People shared mixed views about having their records and care plans shared between
health professionals, with some asking for more information on what would be shared.
People were concerned about information being shared, especially with voluntary sector
organisations. Comments were made about receptionists being responsible for sharing
information which people were concerned about.
When thinking about the role of digital solutions in primary care, people said test results
should be available for those who want them as well as easy access to records. People
thought that booking appointments online was a good idea, but many that use this service
say appointment slots are usually full and the number of appointments available online are
not increasing.
Locally, people are aware of telecare but many do not access other forms of digital services
with a statement made about 30% of people not having access to Wi-Fi.

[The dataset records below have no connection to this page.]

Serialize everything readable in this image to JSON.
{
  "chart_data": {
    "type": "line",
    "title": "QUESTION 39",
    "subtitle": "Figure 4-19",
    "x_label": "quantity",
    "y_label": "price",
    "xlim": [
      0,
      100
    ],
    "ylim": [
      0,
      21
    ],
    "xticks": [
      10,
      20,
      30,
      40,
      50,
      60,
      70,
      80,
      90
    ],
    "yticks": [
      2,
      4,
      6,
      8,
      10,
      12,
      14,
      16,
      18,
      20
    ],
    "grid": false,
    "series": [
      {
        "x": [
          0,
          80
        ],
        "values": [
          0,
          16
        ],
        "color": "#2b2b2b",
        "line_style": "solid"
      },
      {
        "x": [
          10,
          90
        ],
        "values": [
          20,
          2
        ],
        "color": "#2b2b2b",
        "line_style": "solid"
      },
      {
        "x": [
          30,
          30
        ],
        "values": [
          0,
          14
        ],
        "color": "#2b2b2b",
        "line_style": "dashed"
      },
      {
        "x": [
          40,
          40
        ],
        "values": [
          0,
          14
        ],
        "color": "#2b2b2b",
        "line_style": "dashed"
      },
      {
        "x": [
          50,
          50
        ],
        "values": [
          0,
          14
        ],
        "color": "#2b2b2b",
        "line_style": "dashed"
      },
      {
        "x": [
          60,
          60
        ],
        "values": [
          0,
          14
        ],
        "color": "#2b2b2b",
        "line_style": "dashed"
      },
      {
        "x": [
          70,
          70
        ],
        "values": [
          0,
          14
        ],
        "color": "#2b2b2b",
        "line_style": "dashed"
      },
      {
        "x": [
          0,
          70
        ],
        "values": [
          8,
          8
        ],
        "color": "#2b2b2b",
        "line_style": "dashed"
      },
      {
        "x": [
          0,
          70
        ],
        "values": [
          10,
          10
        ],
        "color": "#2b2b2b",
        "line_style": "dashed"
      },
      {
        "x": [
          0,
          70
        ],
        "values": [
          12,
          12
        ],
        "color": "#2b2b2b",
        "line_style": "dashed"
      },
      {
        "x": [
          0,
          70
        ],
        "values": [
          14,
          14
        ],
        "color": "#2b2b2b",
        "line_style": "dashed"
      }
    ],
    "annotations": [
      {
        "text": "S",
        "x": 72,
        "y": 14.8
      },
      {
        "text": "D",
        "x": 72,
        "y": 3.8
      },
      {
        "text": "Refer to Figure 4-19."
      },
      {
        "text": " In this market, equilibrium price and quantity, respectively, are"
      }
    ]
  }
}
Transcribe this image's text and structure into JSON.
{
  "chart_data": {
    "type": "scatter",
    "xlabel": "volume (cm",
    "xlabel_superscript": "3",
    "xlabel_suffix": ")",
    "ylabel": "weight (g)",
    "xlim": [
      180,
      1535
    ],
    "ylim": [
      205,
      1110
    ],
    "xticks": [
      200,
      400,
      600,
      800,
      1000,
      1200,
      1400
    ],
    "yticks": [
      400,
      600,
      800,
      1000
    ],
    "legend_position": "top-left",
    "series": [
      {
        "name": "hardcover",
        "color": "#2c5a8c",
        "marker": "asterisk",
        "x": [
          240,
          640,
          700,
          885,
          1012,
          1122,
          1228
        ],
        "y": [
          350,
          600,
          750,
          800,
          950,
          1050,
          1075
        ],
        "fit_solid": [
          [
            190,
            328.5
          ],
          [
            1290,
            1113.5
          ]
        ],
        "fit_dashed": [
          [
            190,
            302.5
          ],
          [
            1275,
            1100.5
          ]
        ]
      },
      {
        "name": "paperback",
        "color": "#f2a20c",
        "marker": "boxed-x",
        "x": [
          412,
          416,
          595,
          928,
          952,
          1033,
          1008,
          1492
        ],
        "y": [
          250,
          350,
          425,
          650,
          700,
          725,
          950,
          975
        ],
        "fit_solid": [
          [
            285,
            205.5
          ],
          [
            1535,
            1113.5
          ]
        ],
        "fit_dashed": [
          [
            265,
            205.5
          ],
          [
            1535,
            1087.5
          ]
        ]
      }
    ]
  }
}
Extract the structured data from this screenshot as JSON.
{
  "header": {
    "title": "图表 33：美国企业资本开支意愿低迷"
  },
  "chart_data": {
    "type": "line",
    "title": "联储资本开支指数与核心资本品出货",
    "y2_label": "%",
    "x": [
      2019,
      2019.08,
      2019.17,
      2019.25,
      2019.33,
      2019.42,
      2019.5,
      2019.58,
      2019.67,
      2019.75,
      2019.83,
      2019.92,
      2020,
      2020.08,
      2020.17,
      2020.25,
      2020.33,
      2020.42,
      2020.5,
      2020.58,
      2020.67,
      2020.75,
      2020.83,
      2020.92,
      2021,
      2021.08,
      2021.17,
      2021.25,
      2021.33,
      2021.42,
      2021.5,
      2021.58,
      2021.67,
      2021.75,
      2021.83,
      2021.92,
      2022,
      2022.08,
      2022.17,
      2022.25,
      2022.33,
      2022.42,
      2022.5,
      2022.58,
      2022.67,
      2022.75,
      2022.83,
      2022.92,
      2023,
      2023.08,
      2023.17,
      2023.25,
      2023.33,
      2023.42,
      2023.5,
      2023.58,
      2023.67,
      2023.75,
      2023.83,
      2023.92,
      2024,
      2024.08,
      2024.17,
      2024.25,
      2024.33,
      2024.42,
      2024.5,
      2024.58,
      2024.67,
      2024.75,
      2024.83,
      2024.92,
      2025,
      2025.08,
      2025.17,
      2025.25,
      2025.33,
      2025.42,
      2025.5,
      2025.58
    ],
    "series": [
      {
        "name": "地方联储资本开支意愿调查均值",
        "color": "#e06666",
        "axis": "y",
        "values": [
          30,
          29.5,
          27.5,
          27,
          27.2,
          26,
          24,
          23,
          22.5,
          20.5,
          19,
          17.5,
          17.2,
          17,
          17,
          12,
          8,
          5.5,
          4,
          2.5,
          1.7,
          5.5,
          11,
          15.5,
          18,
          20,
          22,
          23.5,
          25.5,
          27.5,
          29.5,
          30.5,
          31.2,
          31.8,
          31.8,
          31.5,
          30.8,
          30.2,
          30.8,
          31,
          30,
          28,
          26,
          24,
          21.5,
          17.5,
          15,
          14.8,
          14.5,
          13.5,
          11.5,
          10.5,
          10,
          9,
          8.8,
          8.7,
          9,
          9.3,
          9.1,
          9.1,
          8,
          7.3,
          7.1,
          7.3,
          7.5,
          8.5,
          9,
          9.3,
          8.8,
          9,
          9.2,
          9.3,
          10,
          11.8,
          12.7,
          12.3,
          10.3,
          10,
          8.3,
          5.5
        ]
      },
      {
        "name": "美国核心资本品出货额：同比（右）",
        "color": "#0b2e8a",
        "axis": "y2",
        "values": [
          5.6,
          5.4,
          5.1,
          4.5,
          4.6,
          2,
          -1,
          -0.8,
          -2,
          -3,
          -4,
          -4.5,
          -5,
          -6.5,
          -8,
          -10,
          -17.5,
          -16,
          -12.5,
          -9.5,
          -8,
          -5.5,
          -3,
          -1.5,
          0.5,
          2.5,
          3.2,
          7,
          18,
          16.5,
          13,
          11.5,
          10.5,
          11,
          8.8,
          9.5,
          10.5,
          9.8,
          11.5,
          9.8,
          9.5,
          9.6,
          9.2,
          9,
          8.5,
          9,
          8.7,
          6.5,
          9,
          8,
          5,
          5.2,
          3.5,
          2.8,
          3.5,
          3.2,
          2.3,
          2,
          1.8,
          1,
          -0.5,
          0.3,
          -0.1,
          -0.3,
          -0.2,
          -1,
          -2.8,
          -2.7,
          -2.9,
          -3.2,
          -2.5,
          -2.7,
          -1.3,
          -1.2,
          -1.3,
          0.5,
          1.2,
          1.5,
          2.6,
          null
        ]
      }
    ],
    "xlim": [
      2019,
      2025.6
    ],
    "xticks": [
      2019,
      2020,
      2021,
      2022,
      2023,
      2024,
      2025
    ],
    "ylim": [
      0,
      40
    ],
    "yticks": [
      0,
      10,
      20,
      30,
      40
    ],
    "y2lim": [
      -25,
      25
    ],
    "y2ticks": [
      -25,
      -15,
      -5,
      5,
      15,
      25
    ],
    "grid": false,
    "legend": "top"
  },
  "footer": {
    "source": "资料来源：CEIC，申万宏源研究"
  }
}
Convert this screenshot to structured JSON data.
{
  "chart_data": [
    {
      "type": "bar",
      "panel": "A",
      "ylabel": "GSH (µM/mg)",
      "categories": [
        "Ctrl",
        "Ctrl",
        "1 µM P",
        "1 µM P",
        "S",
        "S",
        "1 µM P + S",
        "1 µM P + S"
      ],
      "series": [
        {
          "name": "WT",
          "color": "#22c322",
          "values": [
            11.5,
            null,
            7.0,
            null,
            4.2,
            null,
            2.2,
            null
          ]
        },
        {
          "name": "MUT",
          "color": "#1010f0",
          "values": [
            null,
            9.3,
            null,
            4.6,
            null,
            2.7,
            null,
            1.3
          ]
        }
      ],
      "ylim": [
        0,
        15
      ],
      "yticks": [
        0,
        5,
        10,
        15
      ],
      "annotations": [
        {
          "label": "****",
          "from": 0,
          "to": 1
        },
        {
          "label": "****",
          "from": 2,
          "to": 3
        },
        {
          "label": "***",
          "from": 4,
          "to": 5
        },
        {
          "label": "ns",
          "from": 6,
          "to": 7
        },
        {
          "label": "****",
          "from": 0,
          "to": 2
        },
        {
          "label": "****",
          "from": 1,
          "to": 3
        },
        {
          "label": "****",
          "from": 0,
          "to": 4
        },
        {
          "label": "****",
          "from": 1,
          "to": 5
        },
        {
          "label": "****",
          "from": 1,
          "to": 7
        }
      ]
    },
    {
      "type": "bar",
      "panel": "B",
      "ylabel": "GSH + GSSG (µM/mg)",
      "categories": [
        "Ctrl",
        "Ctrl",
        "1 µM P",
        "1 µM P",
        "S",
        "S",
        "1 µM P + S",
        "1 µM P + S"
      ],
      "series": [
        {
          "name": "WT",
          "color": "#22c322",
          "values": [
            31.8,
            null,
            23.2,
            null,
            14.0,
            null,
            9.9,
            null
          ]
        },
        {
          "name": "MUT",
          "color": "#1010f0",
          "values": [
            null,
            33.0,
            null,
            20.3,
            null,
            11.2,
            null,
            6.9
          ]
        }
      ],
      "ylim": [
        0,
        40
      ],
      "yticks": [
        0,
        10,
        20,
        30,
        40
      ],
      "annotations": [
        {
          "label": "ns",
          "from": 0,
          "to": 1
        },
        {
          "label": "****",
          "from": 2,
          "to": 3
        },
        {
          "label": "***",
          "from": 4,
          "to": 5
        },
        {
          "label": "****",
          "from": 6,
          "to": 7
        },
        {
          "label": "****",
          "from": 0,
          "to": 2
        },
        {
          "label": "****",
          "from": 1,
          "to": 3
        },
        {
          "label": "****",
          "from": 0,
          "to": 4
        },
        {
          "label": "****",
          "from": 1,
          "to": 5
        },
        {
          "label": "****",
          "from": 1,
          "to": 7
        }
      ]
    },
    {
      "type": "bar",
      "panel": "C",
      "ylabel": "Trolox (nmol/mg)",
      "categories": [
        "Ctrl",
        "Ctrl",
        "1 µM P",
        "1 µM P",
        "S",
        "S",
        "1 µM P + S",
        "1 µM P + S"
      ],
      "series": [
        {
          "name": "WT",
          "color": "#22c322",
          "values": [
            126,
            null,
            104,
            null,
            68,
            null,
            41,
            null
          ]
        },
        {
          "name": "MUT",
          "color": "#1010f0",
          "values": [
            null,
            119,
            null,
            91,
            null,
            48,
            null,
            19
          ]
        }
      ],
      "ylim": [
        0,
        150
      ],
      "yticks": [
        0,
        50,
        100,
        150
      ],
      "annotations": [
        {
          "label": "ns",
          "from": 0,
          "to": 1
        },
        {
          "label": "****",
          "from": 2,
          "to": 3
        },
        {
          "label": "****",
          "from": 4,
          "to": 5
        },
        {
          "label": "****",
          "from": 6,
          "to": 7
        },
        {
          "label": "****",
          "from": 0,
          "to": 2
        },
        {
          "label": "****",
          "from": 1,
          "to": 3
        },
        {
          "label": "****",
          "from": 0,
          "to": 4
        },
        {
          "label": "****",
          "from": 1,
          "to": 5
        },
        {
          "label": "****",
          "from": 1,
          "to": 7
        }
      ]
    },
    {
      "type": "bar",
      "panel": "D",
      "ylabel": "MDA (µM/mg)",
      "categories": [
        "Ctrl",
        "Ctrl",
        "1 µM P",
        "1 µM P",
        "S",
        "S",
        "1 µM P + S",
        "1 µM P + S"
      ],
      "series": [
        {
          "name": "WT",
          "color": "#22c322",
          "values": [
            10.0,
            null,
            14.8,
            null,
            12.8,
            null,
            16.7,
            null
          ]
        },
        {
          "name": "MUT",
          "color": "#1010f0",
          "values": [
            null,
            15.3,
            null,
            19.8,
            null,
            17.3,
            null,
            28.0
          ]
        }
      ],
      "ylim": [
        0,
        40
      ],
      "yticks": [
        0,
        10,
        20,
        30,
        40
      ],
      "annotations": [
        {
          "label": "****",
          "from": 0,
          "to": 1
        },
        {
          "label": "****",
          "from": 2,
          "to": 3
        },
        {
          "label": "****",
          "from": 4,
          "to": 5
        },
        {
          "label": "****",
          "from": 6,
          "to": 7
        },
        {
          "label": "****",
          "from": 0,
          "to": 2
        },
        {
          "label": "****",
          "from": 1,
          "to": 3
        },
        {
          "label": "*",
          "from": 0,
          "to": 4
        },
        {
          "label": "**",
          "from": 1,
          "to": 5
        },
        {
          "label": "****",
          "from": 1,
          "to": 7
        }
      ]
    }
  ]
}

When thinking about the challenges of digital solutions in primary care people said:
Booking appointments were still very difficult with people struggling to get through on
the phone/availability of online appointments
Not all people can or want to use computers
Not all aware of online services
Concerns about security
However people did comment on the high proportion of people wanting to access digital
equipment to support/monitor their health.
For migrant and refugee populations nearly all clients have access to smart phones but
many do not have knowledge of online services and need to be education on the primary
care system, which third sector organisations could help with. It was noted that NHS 111 is
not always forthcoming with offering interpreters which is a problem for the 4,000 asylum
seekers living in the Black Country and West Birmingham (800 in the Wolverhampton area)
Additional comments shared in the session were:
- GPs only allow one issue during an appointment
- Still getting problems with access to appointments and registering with a GP for
asylum seekers
- Text message appointment reminders are brilliant
- People are not always comfortable about speaking about their health issues over the
phone
- Want to see more of a mixture of booked appointments and ‘walk in same day’
appointments
- Patients don’t know about the services available to them – there needs to be more
advertisement
- Branch practices are not working together.
1.1 Future involvement
Going forward we will continue to run events with our local population to present the work
that we are doing and to get input from public and patients on upcoming projects to ensure
that it meets their needs. The outputs of events will be collated and taken to the STP
Partnership Board for consideration.